Again, there is so much more to this issue. In the end I believe that the basic human desire of most people – somewhere, somehow, sometime – to be part of something truly worthy, something that helps nudge live along, can at times be used to do exactly that. But it doesn’t come easily; there is careful work to do and lessons to be learned. And in the real world this will almost always involve less-than-savoury compromises. The trick is knowing, first, when you are well-founded, and second, when the positives outweigh the negatives. And so to IC, I say “Thank you – you have done a fine service in raising the issue and outlining a stand.” But this is simply the next iteration in the process of change. Thus let the dialogue begin.

[Update Mar. 8: As part of the dialogue, Here is the IC response to the criticism.

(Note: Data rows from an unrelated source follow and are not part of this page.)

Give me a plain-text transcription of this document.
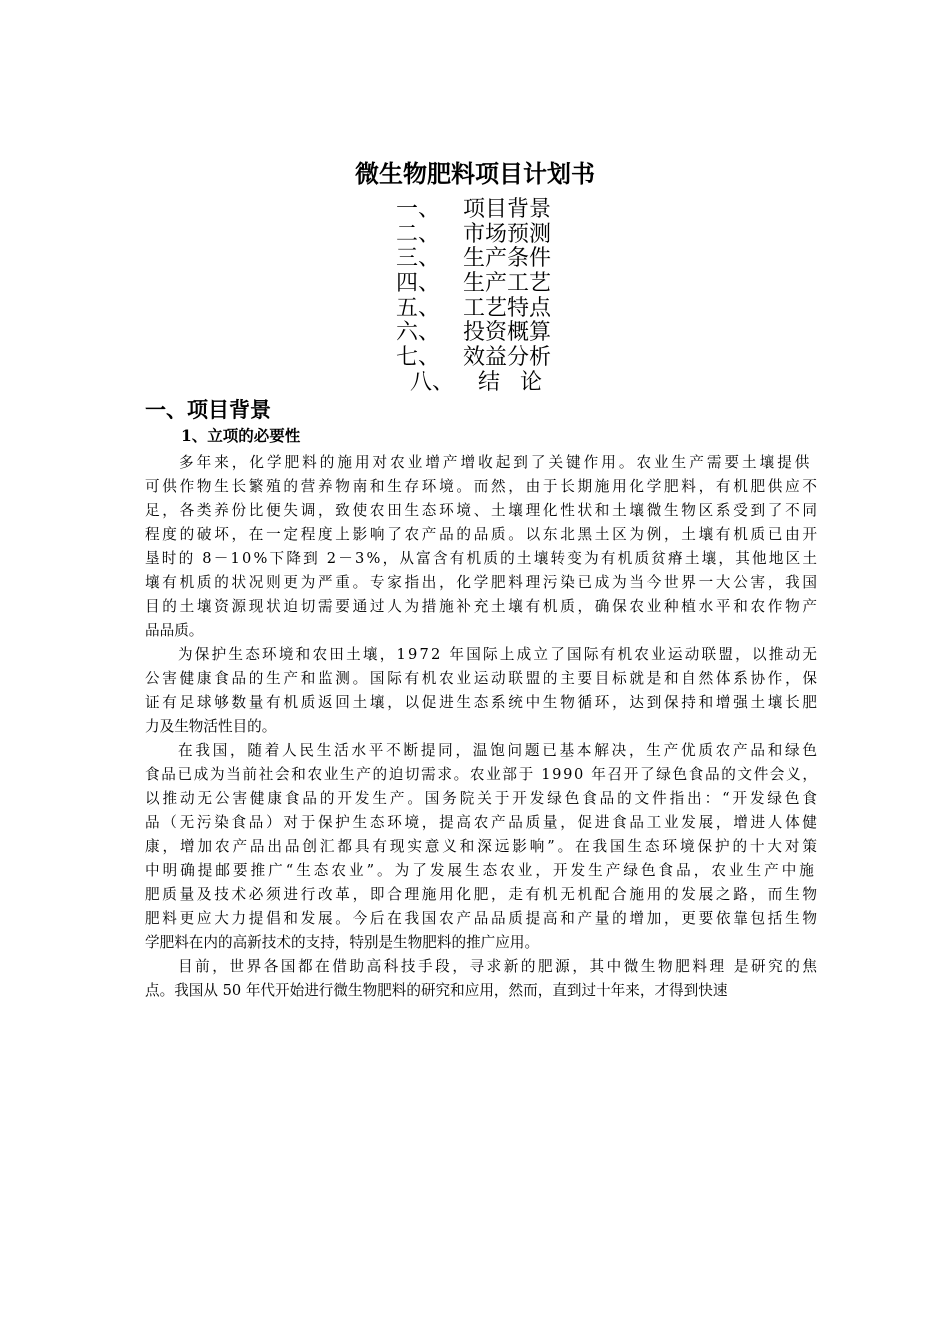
微生物肥料项目计划书
一、 项目背景
二、 市场预测
三、 生产条件
四、 生产工艺
五、 工艺特点
六、 投资概算
七、 效益分析
八、 结论
一、项目背景
1、立项的必要性
多年来，化学肥料的施用对农业增产增收起到了关键作用。农业生产需要土壤提供
可供作物生长繁殖的营养物南和生存环境。而然，由于长期施用化学肥料，有机肥供应不
足，各类养份比便失调，致使农田生态环境、土壤理化性状和土壤微生物区系受到了不同
程度的破坏，在一定程度上影响了农产品的品质。以东北黑土区为例，土壤有机质已由开
垦时的 8－10%下降到 2－3%，从富含有机质的土壤转变为有机质贫瘠土壤，其他地区土
壤有机质的状况则更为严重。专家指出，化学肥料理污染已成为当今世界一大公害，我国
目的土壤资源现状迫切需要通过人为措施补充土壤有机质，确保农业种植水平和农作物产
品品质。
为保护生态环境和农田土壤，1972 年国际上成立了国际有机农业运动联盟，以推动无
公害健康食品的生产和监测。国际有机农业运动联盟的主要目标就是和自然体系协作，保
证有足球够数量有机质返回土壤，以促进生态系统中生物循环，达到保持和增强土壤长肥
力及生物活性目的。
在我国，随着人民生活水平不断提同，温饱问题已基本解决，生产优质农产品和绿色
食品已成为当前社会和农业生产的迫切需求。农业部于 1990 年召开了绿色食品的文件会义，
以推动无公害健康食品的开发生产。国务院关于开发绿色食品的文件指出：“开发绿色食
品（无污染食品）对于保护生态环境，提高农产品质量，促进食品工业发展，增进人体健
康，增加农产品出品创汇都具有现实意义和深远影响”。在我国生态环境保护的十大对策
中明确提邮要推广“生态农业”。为了发展生态农业，开发生产绿色食品，农业生产中施
肥质量及技术必须进行改革，即合理施用化肥，走有机无机配合施用的发展之路，而生物
肥料更应大力提倡和发展。今后在我国农产品品质提高和产量的增加，更要依靠包括生物
学肥料在内的高新技术的支持，特别是生物肥料的推广应用。
目前，世界各国都在借助高科技手段，寻求新的肥源，其中微生物肥料理 是研究的焦
点。我国从 50 年代开始进行微生物肥料的研究和应用，然而，直到过十年来，才得到快速
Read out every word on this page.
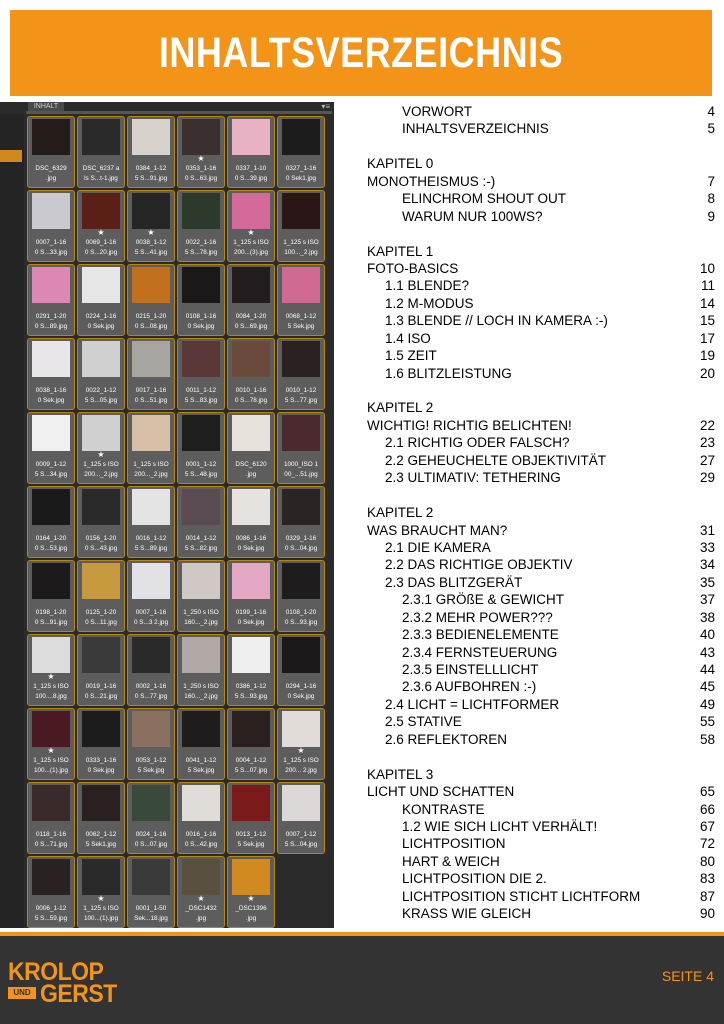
INHALTSVERZEICHNIS
INHALT	▾≡
DSC_6329
.jpg
DSC_6237 a
ls S...t-1.jpg
0384_1-12
5 S...91.jpg
★
0353_1-16
0 S...63.jpg
0337_1-10
0 S...39.jpg
0327_1-16
0 Sek1.jpg
0007_1-16
0 S...33.jpg
★
0069_1-16
0 S...20.jpg
★
0038_1-12
5 S...41.jpg
0022_1-16
5 S...78.jpg
★
1_125 s ISO
200...(3).jpg
1_125 s ISO
100..._2.jpg
0291_1-20
0 S...89.jpg
0224_1-16
0 Sek.jpg
0215_1-20
0 S...08.jpg
0108_1-16
0 Sek.jpg
0084_1-20
0 S...69.jpg
0068_1-12
5 Sek.jpg
0038_1-16
0 Sek.jpg
0022_1-12
5 S...05.jpg
0017_1-16
0 S...51.jpg
0011_1-12
5 S...83.jpg
0010_1-16
0 S...78.jpg
0010_1-12
5 S...77.jpg
0009_1-12
5 S...34.jpg
★
1_125 s ISO
200..._2.jpg
1_125 s ISO
200..._2.jpg
0001_1-12
5 S...48.jpg
DSC_6120
.jpg
1000_ISO 1
00_...51.jpg
0164_1-20
0 S...53.jpg
0156_1-20
0 S...43.jpg
0016_1-12
5 S...89.jpg
0014_1-12
5 S...82.jpg
0086_1-16
0 Sek.jpg
0329_1-16
0 S...04.jpg
0198_1-20
0 S...91.jpg
0125_1-20
0 S...11.jpg
0007_1-16
0 S...3 2.jpg
1_250 s ISO
160..._2.jpg
0199_1-16
0 Sek.jpg
0108_1-20
0 S...93.jpg
★
1_125 s ISO
100....8.jpg
0019_1-16
0 S...21.jpg
0002_1-16
0 S...77.jpg
1_250 s ISO
160..._2.jpg
0386_1-12
5 S...93.jpg
0294_1-16
0 Sek.jpg
★
1_125 s ISO
100...(1).jpg
0333_1-16
0 Sek.jpg
0053_1-12
5 Sek.jpg
0041_1-12
5 Sek.jpg
0004_1-12
5 S...07.jpg
★
1_125 s ISO
200... 2.jpg
0118_1-16
0 S...71.jpg
0062_1-12
5 Sek1.jpg
0024_1-16
0 S...07.jpg
0016_1-16
0 S...42.jpg
0013_1-12
5 Sek.jpg
0007_1-12
5 S...04.jpg
0006_1-12
5 S...59.jpg
★
1_125 s ISO
100...(1).jpg
0001_1-50
Sek...18.jpg
★
_DSC1432
.jpg
★
_DSC1396
.jpg
VORWORT	4
INHALTSVERZEICHNIS	5
KAPITEL 0
MONOTHEISMUS :-)	7
ELINCHROM SHOUT OUT	8
WARUM NUR 100WS?	9
KAPITEL 1
FOTO-BASICS	10
1.1 BLENDE?	11
1.2 M-MODUS	14
1.3 BLENDE // LOCH IN KAMERA :-)	15
1.4 ISO	17
1.5 ZEIT	19
1.6 BLITZLEISTUNG	20
KAPITEL 2
WICHTIG! RICHTIG BELICHTEN!	22
2.1 RICHTIG ODER FALSCH?	23
2.2 GEHEUCHELTE OBJEKTIVITÄT	27
2.3 ULTIMATIV: TETHERING	29
KAPITEL 2
WAS BRAUCHT MAN?	31
2.1 DIE KAMERA	33
2.2 DAS RICHTIGE OBJEKTIV	34
2.3 DAS BLITZGERÄT	35
2.3.1 GRÖßE & GEWICHT	37
2.3.2 MEHR POWER???	38
2.3.3 BEDIENELEMENTE	40
2.3.4 FERNSTEUERUNG	43
2.3.5 EINSTELLLICHT	44
2.3.6 AUFBOHREN :-)	45
2.4 LICHT = LICHTFORMER	49
2.5 STATIVE	55
2.6 REFLEKTOREN	58
KAPITEL 3
LICHT UND SCHATTEN	65
KONTRASTE	66
1.2 WIE SICH LICHT VERHÄLT!	67
LICHTPOSITION	72
HART & WEICH	80
LICHTPOSITION DIE 2.	83
LICHTPOSITION STICHT LICHTFORM	87
KRASS WIE GLEICH	90
KROLOP
UND GERST
SEITE 4
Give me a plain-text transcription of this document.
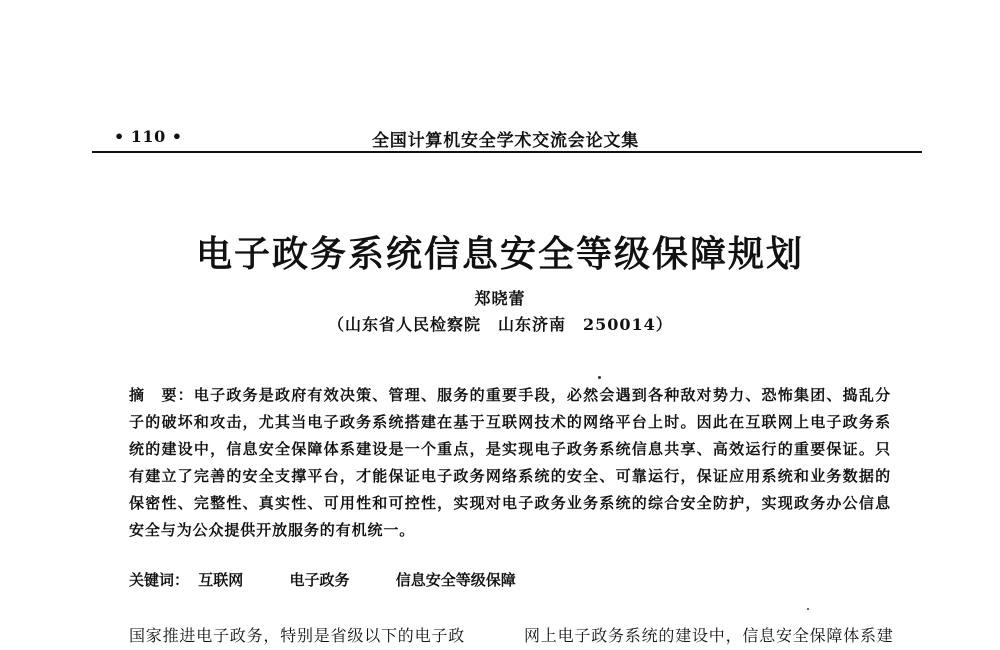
• 110 •	全国计算机安全学术交流会论文集
电子政务系统信息安全等级保障规划
郑晓蕾
（山东省人民检察院　山东济南　250014）
摘　要：电子政务是政府有效决策、管理、服务的重要手段，必然会遇到各种敌对势力、恐怖集团、捣乱分子的破坏和攻击，尤其当电子政务系统搭建在基于互联网技术的网络平台上时。因此在互联网上电子政务系统的建设中，信息安全保障体系建设是一个重点，是实现电子政务系统信息共享、高效运行的重要保证。只有建立了完善的安全支撑平台，才能保证电子政务网络系统的安全、可靠运行，保证应用系统和业务数据的保密性、完整性、真实性、可用性和可控性，实现对电子政务业务系统的综合安全防护，实现政务办公信息安全与为公众提供开放服务的有机统一。
关键词： 互联网	电子政务	信息安全等级保障
国家推进电子政务，特别是省级以下的电子政	网上电子政务系统的建设中，信息安全保障体系建
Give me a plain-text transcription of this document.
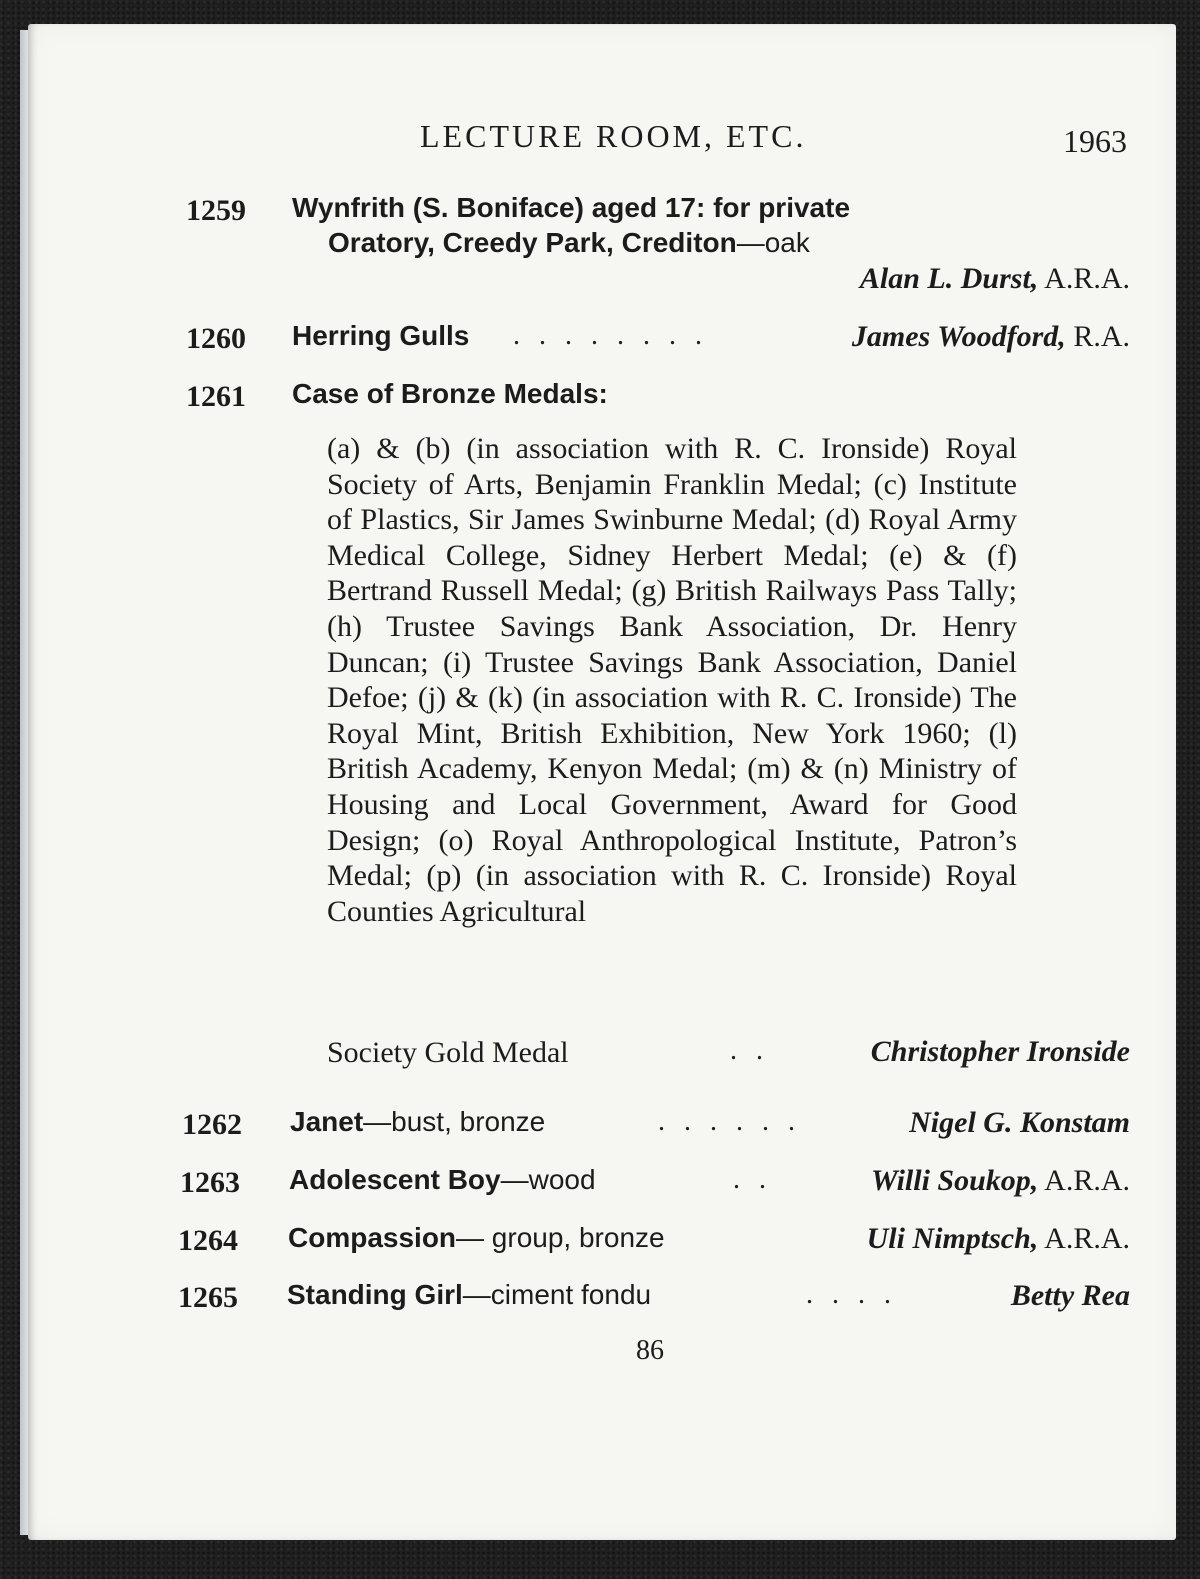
LECTURE ROOM, ETC.	1963
1259 Wynfrith (S. Boniface) aged 17: for private
Oratory, Creedy Park, Crediton—oak
Alan L. Durst, A.R.A.
1260 Herring Gulls . . . . . . . .	James Woodford, R.A.
1261 Case of Bronze Medals:
(a) & (b) (in association with R. C. Ironside) Royal Society of Arts, Benjamin Franklin Medal; (c) Institute of Plastics, Sir James Swinburne Medal; (d) Royal Army Medical College, Sidney Herbert Medal; (e) & (f) Bertrand Russell Medal; (g) British Railways Pass Tally; (h) Trustee Savings Bank Association, Dr. Henry Duncan; (i) Trustee Savings Bank Association, Daniel Defoe; (j) & (k) (in association with R. C. Ironside) The Royal Mint, British Exhibition, New York 1960; (l) British Academy, Kenyon Medal; (m) & (n) Ministry of Housing and Local Government, Award for Good Design; (o) Royal Anthropological Institute, Patron’s Medal; (p) (in association with R. C. Ironside) Royal Counties Agricultural
Society Gold Medal	. .	Christopher Ironside
1262 Janet—bust, bronze	. . . . . .	Nigel G. Konstam
1263 Adolescent Boy—wood	. .	Willi Soukop, A.R.A.
1264 Compassion— group, bronze	Uli Nimptsch, A.R.A.
1265 Standing Girl—ciment fondu	. . . .	Betty Rea
86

To me this advances the dialogue slightly in that they did respond (I did my homework and knew they were much more than the video, but time-constrained, I focused on the dynamics surrounding the video, and I may later give my sense of what would have been some better signals within the video, and what they are doing right with the African-side of their work). Anyway at the end they invited exactly what dialogue entails – in essence, “here is our best answer; if you have a better one, explain it and if you convince us, we’ll heed it”. For sure they are being given alternatives (if they can be found among the viral responses), so again, let the dialogue continue and we’ll see – key – who should change and is open to it].